В заднем окне громоздится бронетранспортер сопровождения, а за ним, в ровном натруженном гуле, узкая лента шоссе, уныло. Мелькнул пост, за ним застава. Я вдруг ловлю себя на том, что очень скучаю по Гале. Последнее время письма от нее приходят все реже. Да и о чем писать – малышки нет. Раньше в конверте, в «ДП» к письму я находил рисунки дочери – нечто похожее на зверье: зайчики, слоники, медвежата, а там, где совсем уж не понятно кто есть кто, Галя подписывала: «Такой у нас волк. Он зубастый и злой». И, конечно, присылала фотографии малышки... Их собралось много. Целый альбом. Тут я вдруг вспомнил, как долго искал в Ташкенте подарок Гале ко дню рождения. Хотелось что-то необыкновенное, яркое, пока вдруг в ювелирном не остановил мой взгляд медальон в форме сердечка, в золоте с рубинами – великолепное изделие восточных мастеров манило, звало к себе. Вещь оказалась безумно дорогой, но я как-то изловчился, купил. Что только не сделаешь для любимой женщины. А она сказала: «Гаврош, тебе он нужнее. Вставим сюда фото нашей девочки и она тебя будет беречь». А я заупрямился: «Не слишком ли роскошно... И чего страхи нагонять?! Меня Родина бережет». Но жена настояла. И с тех пор медальон с Маришкой всегда на груди. И, кажется, Бог милует.

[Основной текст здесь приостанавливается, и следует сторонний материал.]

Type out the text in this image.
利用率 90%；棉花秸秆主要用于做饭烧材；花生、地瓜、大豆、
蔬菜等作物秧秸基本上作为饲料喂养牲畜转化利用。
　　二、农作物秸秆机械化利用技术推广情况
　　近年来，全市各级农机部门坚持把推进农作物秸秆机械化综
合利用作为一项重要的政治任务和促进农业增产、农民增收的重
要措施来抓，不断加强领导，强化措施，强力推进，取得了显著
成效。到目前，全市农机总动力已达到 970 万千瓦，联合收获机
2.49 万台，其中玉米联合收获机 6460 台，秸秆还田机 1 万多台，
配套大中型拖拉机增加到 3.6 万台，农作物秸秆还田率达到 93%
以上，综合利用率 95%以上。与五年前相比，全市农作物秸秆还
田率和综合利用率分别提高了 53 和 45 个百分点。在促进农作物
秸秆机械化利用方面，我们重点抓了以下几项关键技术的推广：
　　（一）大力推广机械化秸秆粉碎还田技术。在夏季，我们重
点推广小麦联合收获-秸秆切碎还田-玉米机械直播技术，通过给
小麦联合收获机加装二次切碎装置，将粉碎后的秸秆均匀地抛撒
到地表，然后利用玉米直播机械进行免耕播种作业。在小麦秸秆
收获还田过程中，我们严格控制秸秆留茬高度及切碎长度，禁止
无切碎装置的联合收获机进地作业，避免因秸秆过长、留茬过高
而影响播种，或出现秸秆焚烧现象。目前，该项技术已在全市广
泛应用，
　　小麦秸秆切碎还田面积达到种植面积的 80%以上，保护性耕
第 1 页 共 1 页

Еще немного, еще чуть-чуть и наш Баграмчик тут как тут, – нарушает молчание мой водитель Степа, рязанский паренек. Вообще-то он балагур: когда мы одни, «без начальства», любит анекдотами «сорить». Из цикла народных. Я пронес этот его эмоциональный пассаж мимо себя, а Чудов буркнул:
– Хреново без курева.
И опять все погрузились в себя. А я вернулся к Гале. Не пишет, не хочет, видно, лишний раз бередить рану. Какие строчки без памяти о дочери? Наверное, мне все-таки легче. Я спрятал свою душу здесь, в Афгане. А на чужой крови и своя рана терпимее. А у нее шок в развитии. От одиночества, от пустоты, от деталей квартиры, даже запахов. «Я, Гаврош, нечаянно распашонку Маришкину нашла, в белье затерялась. Розовенькая такая, с рюшечками. Еще, знаешь, младенческим пахнет... Всю ночь ревела. Ну за что, а? За что...» – вспомнились строки и память торопливо, уколами восстанавливает совсем недавнее прошлое... Мой экстренный вызов в Союз по телеграмме... (И надо же было лететь бортом с «грузом 200»). Ну, нелепость какая-то, глупость. Играла девчушка на детской площадке, упала, ударилась головой и ножку поранила. И все. И травмы, казалось, пустяковые. И вдруг страшный приговор – гематома мозга, лобной части. Сепсис. Кажется, тесть поставил на ноги всю «передовую Советскую медицину». Лучшие импортные лекарства, профессура... Только в итоге – паралич... А дальше чудовищная процедура погребения ребенка...
Чудов поворачивается ко мне и я читаю на его лице нетерпение на грани отчаяния.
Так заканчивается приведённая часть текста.